Date Sun, 16 Nov 2025 07:35:25 +0200


Ist es möglich, Giovanni Vergas literarisches Schaffen mit einem "anarchischen Blick" zu betrachten? Marxistische Kritiker, die seit Jahren über die größere oder geringere Übereinstimmung von Vergas Werken mit marxistischen Kanonen streiten, haben dennoch ihre Polysemie (d. h. die Bedeutungsvielfalt, die unterschiedliche und manchmal widersprüchliche Lesarten ermöglicht) und ihre "Relevanz" (die Fähigkeit, heutigen Lesern etwas zu vermitteln, das sich auf ihr Leben, ihre Erfahrungen und ihre Werte bezieht) hervorgehoben. Diese Aspekte sollten auch denjenigen die Aufgabe erleichtern, die in diesen Werken libertäre Implikationen suchen.

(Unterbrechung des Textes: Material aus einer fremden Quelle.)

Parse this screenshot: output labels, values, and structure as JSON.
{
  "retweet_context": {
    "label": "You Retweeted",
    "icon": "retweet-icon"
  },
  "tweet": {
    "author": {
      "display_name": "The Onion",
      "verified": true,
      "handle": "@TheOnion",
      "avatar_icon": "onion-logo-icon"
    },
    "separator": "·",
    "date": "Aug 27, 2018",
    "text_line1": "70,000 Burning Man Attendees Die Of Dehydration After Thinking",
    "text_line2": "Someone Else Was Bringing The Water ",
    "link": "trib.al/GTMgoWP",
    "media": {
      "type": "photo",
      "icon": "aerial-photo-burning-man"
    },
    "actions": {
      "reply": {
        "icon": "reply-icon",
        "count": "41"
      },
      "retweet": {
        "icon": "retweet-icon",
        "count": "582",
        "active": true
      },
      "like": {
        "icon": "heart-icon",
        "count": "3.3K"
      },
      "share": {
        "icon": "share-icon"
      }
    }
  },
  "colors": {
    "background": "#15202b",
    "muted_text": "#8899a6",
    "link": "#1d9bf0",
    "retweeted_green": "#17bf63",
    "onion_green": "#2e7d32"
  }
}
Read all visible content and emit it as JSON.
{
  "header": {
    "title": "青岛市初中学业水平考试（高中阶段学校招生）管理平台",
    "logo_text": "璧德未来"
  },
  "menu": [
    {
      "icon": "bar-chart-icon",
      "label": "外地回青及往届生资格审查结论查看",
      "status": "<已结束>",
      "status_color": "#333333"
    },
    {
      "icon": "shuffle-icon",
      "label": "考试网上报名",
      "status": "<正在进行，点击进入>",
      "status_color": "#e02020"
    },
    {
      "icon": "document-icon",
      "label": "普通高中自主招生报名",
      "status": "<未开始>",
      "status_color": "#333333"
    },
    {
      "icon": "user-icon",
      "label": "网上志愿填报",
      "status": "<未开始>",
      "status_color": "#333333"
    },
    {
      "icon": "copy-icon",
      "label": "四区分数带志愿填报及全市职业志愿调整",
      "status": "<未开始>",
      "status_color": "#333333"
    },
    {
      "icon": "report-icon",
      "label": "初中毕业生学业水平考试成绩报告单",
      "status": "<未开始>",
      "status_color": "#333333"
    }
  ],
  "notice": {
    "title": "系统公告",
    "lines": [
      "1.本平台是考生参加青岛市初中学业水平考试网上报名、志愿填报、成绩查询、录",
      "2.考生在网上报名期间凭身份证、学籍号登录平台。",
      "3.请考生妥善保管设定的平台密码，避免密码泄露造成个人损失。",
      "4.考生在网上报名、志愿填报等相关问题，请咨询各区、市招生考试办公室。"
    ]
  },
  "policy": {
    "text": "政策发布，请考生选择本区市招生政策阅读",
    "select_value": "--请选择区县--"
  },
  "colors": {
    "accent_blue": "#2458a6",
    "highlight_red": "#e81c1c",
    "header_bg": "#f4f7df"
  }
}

Unter diesen ragen Graziana Maniscalco und Nino Romeo, Schauspielerin und Direktor des CTS (Sizilianisches Theaterzentrum), hervor. Am 25. und 26. Juli inszenierten sie Rosso Malpelo, "den Höhepunkt von Vergas Kurzgeschichtenschreiben in Bezug auf Bewusstsein und Ausdruckskraft", so der Literaturkritiker Guido Baldi. Die Aufführung fand im Daniele-Steinbruch statt, wo im 19. Jahrhundert Kleinbergleute wie Rosso Malpelo den roten Kies für die Häuser und den Hafen von Catania abbauten. Die Interpretation der Novelle stützte sich im Wesentlichen auf die Lektüre mehrerer Studien von Romano Luperini, einem weiteren wichtigen Verga-Kritiker. Luperini hatte Rosso Malpelo als Modell verwendet, um die Poetik des Autors zu rekonstruieren, der sich selbst und sein Werk nur sparsam besprach. Dies geschah durch die Veränderungen, die er im Laufe der Zeit vorgenommen hatte, von der Erstausgabe 1878 bis zur letzten, zwanzig Jahre später, 1897. In dieser hatte Verga seinen Versuch, "den Schriftsteller so weit wie möglich in den Schatten zu stellen, die Beobachtung durch die Darstellung zu ersetzen, den Autor so weit wie möglich aus dem Handlungsfeld zu rücken, damit die Zeichnung die nötige Prominenz und Wirkung erlangt, um die Illusion der Realität zu erzeugen."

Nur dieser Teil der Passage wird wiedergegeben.